In this section, we consider some three-dimensional examples. Extending those corresponding examples in the one- and two-dimensional cases, we consider the evolution of the initial Gaussian

$$\begin{aligned} U(x,y,z,{{0}})=\frac{1}{(2\pi )^{3/4}\sigma ^{3/2}} \exp \left( -\frac{x^2+y^2+z^2}{4\sigma ^2} \right) \end{aligned}$$

with \(\sigma =0.1\) under the parabolic potential \(V=\frac{1}{2} \left( x^2+y^2+z^2 \right) \), where the constant \(g=-1\). We discretize the computational domain \([-1.5,1.5]^3\) using the mesh with \(N=2^7+1\). The support of the Gaussian kernel in the nonlocal potential is chosen so that \(\epsilon =1\). Since \(2.5\varDelta x\) is approximately 0.0585, our mesh can well-resolve the kernel in the computation. The numerical solution at the final time \(T=0.3\) is given in Fig. 16. Our proposed Strang’s operator splitting method has marched 27 iterations to reach the final time T and it has taken approximately 222.01s. For each time iteration, the approach needs 8.22259s. Since the total number of grid points is different from the one- and two-dimensional cases, it is difficult to have a direct comparison with respect to the computational time. Instead, we repeated the test with \(N=2^6+1\). This test now took 14 iterations to reach the final time. The total computational time is reduced to 9.422 s which amounts to 0.673 s per iteration. This matches roughly with the complexity \(O(N^3\log N)\) per iteration.
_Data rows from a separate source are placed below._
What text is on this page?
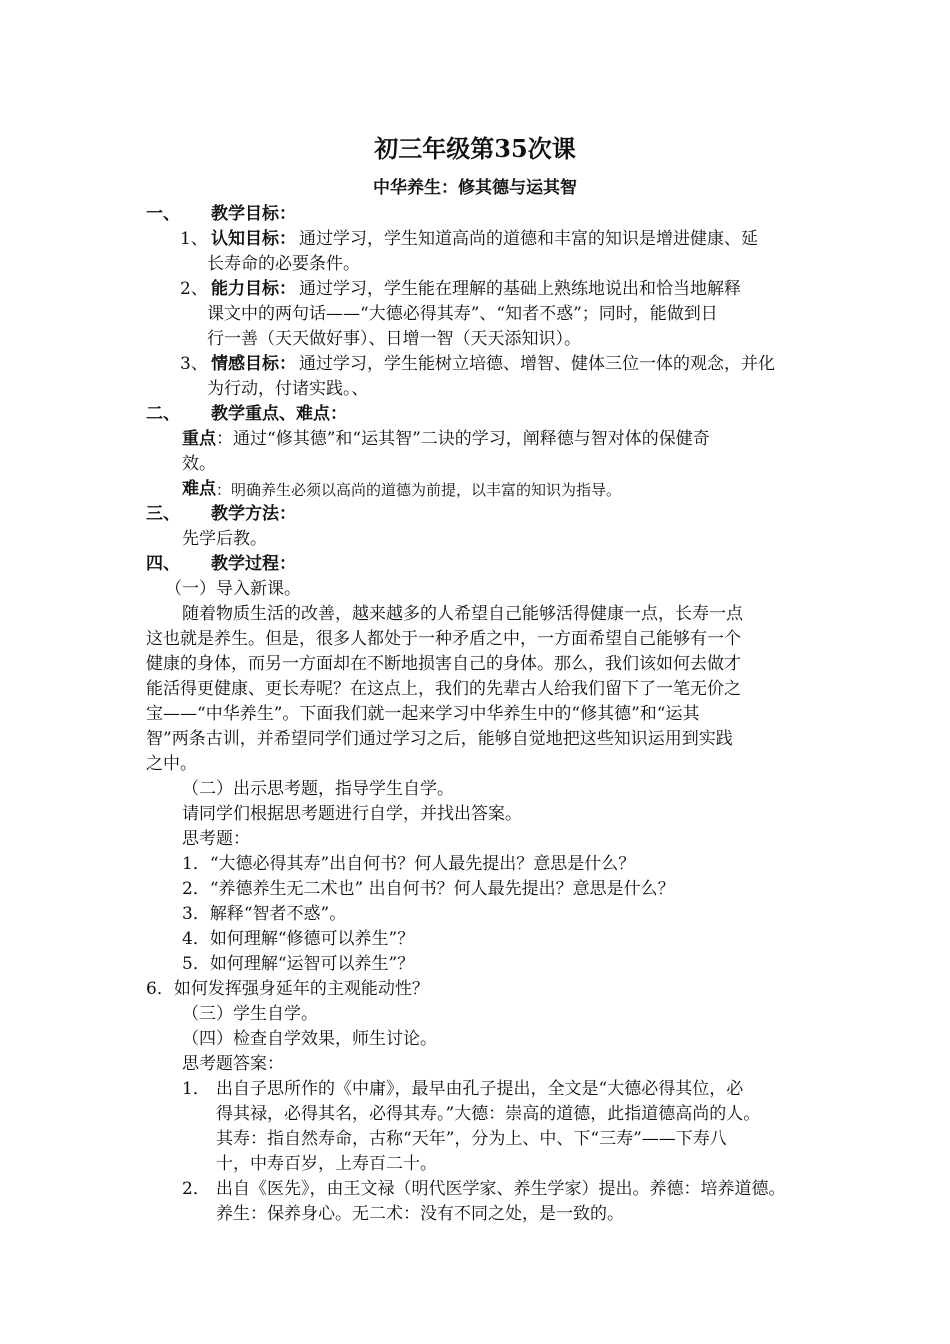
初三年级第35次课
中华养生：修其德与运其智
一、 教学目标：
1、 认知目标： 通过学习，学生知道高尚的道德和丰富的知识是增进健康、延
长寿命的必要条件。
2、 能力目标： 通过学习，学生能在理解的基础上熟练地说出和恰当地解释
课文中的两句话——“大德必得其寿”、“知者不惑”；同时，能做到日
行一善（天天做好事）、日增一智（天天添知识）。
3、 情感目标： 通过学习，学生能树立培德、增智、健体三位一体的观念，并化
为行动，付诸实践。、
二、 教学重点、难点：
重点 ：通过“修其德”和“运其智”二诀的学习，阐释德与智对体的保健奇
效。
难点 ：明确养生必须以高尚的道德为前提，以丰富的知识为指导。
三、 教学方法：
先学后教。
四、 教学过程：
（一）导入新课。
随着物质生活的改善，越来越多的人希望自己能够活得健康一点，长寿一点
这也就是养生。但是，很多人都处于一种矛盾之中，一方面希望自己能够有一个
健康的身体，而另一方面却在不断地损害自己的身体。那么，我们该如何去做才
能活得更健康、更长寿呢？在这点上，我们的先辈古人给我们留下了一笔无价之
宝——“中华养生”。下面我们就一起来学习中华养生中的“修其德”和“运其
智”两条古训，并希望同学们通过学习之后，能够自觉地把这些知识运用到实践
之中。
（二）出示思考题，指导学生自学。
请同学们根据思考题进行自学，并找出答案。
思考题：
1．“大德必得其寿”出自何书？何人最先提出？意思是什么？
2．“养德养生无二术也” 出自何书？何人最先提出？意思是什么？
3．解释“智者不惑”。
4．如何理解“修德可以养生”？
5．如何理解“运智可以养生”？
6．如何发挥强身延年的主观能动性？
（三）学生自学。
（四）检查自学效果，师生讨论。
思考题答案：
1． 出自子思所作的《中庸》，最早由孔子提出，全文是“大德必得其位，必
得其禄，必得其名，必得其寿。”大德：崇高的道德，此指道德高尚的人。
其寿：指自然寿命，古称“天年”，分为上、中、下“三寿”——下寿八
十，中寿百岁，上寿百二十。
2． 出自《医先》，由王文禄（明代医学家、养生学家）提出。养德：培养道德。
养生：保养身心。无二术：没有不同之处，是一致的。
We have also considered a moving Gaussian, where the potential is given by the Gaussian \(V=\exp \left[ -{r^2}/{(2\sigma _{v}^2)} \right] ,\) where \(r=\sqrt{x^2+y^2+z^2}\) and \(\sigma _{v}=0.1\). The initial condition is given by a moving Gaussian packet along the (1, 1, 1) direction with the magnitude of the momentum given by 0.5. Our numerical solutions up to the final time \(T=1.3\) are given in Fig. 17. The complex nonlocal self-interaction of the packet with the Gaussian hump is clearly observed.

Fig. 17
figure 17

(Section 4.3 moving Gaussian with the Gaussian potential) Solutions computed with \(\hbar =1/64\) and \(\epsilon =0.6\). The position density at time a \(t=0.7\), b \(t=1\) and c \(t=1.3\). The real part of the wavefunctions at time d \(t=0.7\), e \(t=1\) and f \(t=1.3\)

5 Conclusion

In this paper, we have developed an efficient numerical method for solving a class of nonlinear Schrödinger equation involving nonlocal interactions of wave functions. The idea is to apply the operator splitting step to construct the nonlocal potential using the FFT and then integrate the numerical potential with the FHSM developed in [23]. The resulting numerical algorithm can take a large time step in the simulation and, therefore, is ideal for long time simulations of a nonlinear system.

The datasets generated during and/or analysed during the current study are available from the corresponding author upon a reasonable request.